Notable Oregon philanthropist Arlene Schnitzer, who passed away on April 4, 2020 at the age of 91, was perhaps best known for her lifetime of support for the arts. Arlene’s commitment to women’s health and children’s issues may be less recognized among the broader public, but at Children’s Institute, we are very aware of, and grateful for, this thread in her giving.
Gary Withers, Children’s Institute’s first president, co-founder, and long-time board member, worked with Arlene on many projects. “When CI was in its earliest stages, we had a meeting with Arlene to tell her about the project and ask for her support. And Arlene said, ‘Well, let’s just add up how much we’ve given annually and recently to causes related to children.’ And of course at that time, Harold and Arlene were well known for their support for OHSU and the arts. But we were adding up their contributions to causes just related to kids, and I’m not sure whether it was over one year or two or three years, but it was millions! And I sat there and I thought, Well this is the story that nobody knows.”
Arlene became a founding member of the Children’s Institute board, helping to shape the vision for work that improved the lives of many Oregon children and families. According to Withers, Arlene chose this work because “She loved the concept that if we invest in early childhood, that we would be able to avoid a lot of the downstream challenges that children face, particularly children with high adverse childhood experience scores. She was a believer in the power of mitigation that is inherent in great early childhood programming.”
CI’s Early Works initiative in particular meant a great deal to Arlene, as she knew it made a tangible difference for families. “She and Harold spent time visiting national models, but were committed to an approach that would engage with public schools and meet the specific needs of Oregon children,” recalls Adarkar.
“Arlene and Harold had a really strong bond to this community,” says Barbara Hall, who worked with Arlene for 36 years, eventually becoming the executive director of The Harold & Arlene Schnitzer CARE Foundation. “They were true Portlanders. They were both from immigrant families that came from Russia, and I think they were interesting because they were not raised with great wealth. They really earned that wealth, and they felt very strongly that this community was what allowed them to flourish. So they gave to every nonprofit in the city that they felt helped make the city a better place to live.”

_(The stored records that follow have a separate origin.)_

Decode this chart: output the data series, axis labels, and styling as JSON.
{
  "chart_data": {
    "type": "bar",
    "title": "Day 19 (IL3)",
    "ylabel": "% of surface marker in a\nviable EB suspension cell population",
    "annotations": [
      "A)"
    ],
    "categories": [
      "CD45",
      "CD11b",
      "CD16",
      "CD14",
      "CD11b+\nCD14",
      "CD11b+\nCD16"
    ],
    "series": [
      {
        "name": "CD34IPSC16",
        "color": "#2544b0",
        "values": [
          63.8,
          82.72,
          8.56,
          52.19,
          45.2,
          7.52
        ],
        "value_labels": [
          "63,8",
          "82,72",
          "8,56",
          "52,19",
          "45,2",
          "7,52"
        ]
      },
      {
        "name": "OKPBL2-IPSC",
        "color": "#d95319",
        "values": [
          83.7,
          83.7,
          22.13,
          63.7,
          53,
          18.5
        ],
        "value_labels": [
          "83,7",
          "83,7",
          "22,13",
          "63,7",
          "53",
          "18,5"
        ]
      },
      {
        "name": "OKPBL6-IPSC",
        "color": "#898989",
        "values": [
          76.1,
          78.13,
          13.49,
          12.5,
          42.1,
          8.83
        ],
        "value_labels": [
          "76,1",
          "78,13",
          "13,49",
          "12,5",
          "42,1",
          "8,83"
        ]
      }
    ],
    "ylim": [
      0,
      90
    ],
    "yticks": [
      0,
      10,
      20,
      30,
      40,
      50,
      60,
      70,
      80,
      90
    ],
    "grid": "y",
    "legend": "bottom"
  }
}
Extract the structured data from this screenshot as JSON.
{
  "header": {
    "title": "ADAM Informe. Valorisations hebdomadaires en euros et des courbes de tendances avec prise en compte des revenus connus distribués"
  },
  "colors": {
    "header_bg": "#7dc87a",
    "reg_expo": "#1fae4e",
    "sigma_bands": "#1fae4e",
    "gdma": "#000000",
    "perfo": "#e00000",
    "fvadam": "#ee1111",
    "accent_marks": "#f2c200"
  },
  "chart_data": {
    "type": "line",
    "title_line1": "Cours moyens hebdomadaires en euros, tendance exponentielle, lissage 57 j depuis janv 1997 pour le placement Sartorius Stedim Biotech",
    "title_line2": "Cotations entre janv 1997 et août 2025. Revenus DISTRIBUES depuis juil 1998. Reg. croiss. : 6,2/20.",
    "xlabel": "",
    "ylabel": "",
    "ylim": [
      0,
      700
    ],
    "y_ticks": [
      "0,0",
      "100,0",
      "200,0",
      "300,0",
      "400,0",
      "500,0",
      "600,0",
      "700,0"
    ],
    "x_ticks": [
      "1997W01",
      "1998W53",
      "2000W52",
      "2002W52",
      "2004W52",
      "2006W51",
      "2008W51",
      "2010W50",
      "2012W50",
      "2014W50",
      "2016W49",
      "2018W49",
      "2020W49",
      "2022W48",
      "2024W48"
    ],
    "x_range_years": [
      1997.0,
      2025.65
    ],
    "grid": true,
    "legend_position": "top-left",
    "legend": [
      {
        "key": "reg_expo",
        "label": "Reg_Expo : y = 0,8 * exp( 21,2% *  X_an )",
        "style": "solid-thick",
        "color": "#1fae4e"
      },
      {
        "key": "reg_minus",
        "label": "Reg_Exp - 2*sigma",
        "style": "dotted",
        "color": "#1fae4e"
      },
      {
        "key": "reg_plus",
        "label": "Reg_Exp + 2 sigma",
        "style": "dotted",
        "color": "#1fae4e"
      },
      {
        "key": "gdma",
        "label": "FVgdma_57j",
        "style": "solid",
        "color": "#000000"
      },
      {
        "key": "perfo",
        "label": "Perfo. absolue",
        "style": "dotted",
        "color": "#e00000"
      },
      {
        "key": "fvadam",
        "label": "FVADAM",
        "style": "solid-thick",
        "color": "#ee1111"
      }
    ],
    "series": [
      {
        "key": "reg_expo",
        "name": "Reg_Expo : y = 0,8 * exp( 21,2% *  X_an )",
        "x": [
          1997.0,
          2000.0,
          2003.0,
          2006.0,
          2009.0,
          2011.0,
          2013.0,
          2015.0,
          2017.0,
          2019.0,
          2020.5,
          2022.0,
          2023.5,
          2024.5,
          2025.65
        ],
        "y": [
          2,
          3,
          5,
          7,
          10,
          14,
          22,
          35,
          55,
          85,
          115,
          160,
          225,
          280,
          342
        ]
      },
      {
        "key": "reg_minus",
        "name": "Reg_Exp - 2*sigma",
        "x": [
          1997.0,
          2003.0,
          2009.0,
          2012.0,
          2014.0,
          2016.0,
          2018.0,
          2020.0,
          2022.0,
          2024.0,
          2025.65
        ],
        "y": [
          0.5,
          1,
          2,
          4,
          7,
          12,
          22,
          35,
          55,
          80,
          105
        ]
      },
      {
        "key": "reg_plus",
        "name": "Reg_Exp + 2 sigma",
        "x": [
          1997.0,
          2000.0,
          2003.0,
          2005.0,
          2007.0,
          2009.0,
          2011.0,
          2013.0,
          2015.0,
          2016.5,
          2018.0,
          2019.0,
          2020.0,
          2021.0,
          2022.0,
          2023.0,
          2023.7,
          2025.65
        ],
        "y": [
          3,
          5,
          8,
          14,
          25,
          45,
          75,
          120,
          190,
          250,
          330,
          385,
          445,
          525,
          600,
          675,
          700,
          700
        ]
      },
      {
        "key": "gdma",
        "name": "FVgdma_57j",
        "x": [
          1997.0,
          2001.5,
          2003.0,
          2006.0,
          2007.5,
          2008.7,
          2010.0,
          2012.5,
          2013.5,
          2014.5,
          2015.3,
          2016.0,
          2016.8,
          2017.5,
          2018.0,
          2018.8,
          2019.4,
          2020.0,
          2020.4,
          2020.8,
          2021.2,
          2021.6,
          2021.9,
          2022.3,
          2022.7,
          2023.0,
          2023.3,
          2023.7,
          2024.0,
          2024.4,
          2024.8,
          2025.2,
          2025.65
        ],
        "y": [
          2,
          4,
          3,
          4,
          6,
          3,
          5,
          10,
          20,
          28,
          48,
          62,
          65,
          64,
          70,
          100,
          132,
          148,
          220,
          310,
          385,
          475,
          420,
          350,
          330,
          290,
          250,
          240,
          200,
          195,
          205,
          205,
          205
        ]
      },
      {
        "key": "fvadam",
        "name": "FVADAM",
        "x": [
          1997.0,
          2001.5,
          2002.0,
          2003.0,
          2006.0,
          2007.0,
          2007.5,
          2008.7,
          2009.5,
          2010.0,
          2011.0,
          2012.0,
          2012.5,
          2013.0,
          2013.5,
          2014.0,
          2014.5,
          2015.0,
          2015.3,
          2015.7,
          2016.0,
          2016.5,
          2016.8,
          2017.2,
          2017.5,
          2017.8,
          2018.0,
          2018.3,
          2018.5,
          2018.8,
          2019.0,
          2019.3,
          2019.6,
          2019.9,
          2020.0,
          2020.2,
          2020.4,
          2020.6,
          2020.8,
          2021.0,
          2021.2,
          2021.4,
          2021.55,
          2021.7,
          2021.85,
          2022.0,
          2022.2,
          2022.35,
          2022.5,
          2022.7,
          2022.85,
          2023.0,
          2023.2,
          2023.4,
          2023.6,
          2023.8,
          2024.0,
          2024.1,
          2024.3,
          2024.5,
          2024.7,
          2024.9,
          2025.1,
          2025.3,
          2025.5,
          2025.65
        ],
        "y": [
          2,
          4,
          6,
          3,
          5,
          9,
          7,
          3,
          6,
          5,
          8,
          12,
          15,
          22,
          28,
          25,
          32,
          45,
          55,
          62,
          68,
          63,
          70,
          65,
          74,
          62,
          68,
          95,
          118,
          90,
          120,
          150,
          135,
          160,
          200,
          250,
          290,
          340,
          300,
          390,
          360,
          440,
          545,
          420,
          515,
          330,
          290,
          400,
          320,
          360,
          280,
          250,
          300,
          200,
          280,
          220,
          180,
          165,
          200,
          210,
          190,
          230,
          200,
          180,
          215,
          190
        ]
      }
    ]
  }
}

Arlene was interested in improving quality of life, and she liked to be able to see the results. She felt that improving the lives of families was one of the surest ways to strengthen the community she felt so connected to. Her giving was pragmatic; she asked, “What project would have a direct impact on my neighbors?” and then she chose a leader she believed in, whose work was solving the problems she saw as important.
Swati Adarkar, president and CEO of Children’s Institute, was one of those leaders, and enjoyed a special relationship with Arlene. “When we started CI,” Adarkar says, “I had no plan to become the executive director. I’d envisioned partnership, rather than a CEO. I had two young kids at the time. Arlene believed in mentoring and encouraging women to take leadership roles and helped build my confidence, because she was such a strong and fearless leader. I watched how she would pick her moments to strategically express her point of view and how effectively she could persuade those around her to be bolder and more courageous.”
“Arlene put a lot of faith in Swati,” says Hall. “She really felt like CI’s work was the first thing Swati thought of when she woke up in the morning, and she probably noodled it until she fell asleep at night—what she wanted to do to make a difference, using Children’s Institute as the vehicle to help make that happen.”
Withers agrees. “Arlene had a level of trust and confidence in Swati and the mission and vision of Children’s Institute that allowed her to remain a very long-term investor even as the issues that Arlene faced with her health, and the complexity of the issues being addressed by Children’s Institute, began to eclipse what she could attend to personally.”
Adarkar deeply appreciates the trust. “Arlene was the kind of rare supporter who identified the issues she cared about and the people she trusted to move the work forward. She empowered me and the rest of CI staff to do what we knew needed to be done.”
Generosity and the spirit of community will be such an important part of Arlene’s legacy. “As a philanthropist and as a person,” says Hall, “Arlene never met a problem that she didn’t want to try and help fix. Never. And I love that about her. She always had room for one more thing on her plate. That was probably what I loved about her the most. She was never numb to anything.”
Withers echoed this sentiment: “Arlene had a way of making friends for life. It was her authenticity, and her integrity, and her candor. The word ‘philanthropy’ means love of humankind, and she had this huge heart that just really loved people.”
At Children’s Institute, we hope our ongoing work is an expression of our gratitude to Arlene for her role in the development and health of our organization. We will miss her humor, warmth, sharp instincts, and commitment to making our state a more vibrant and healthy place to be a child.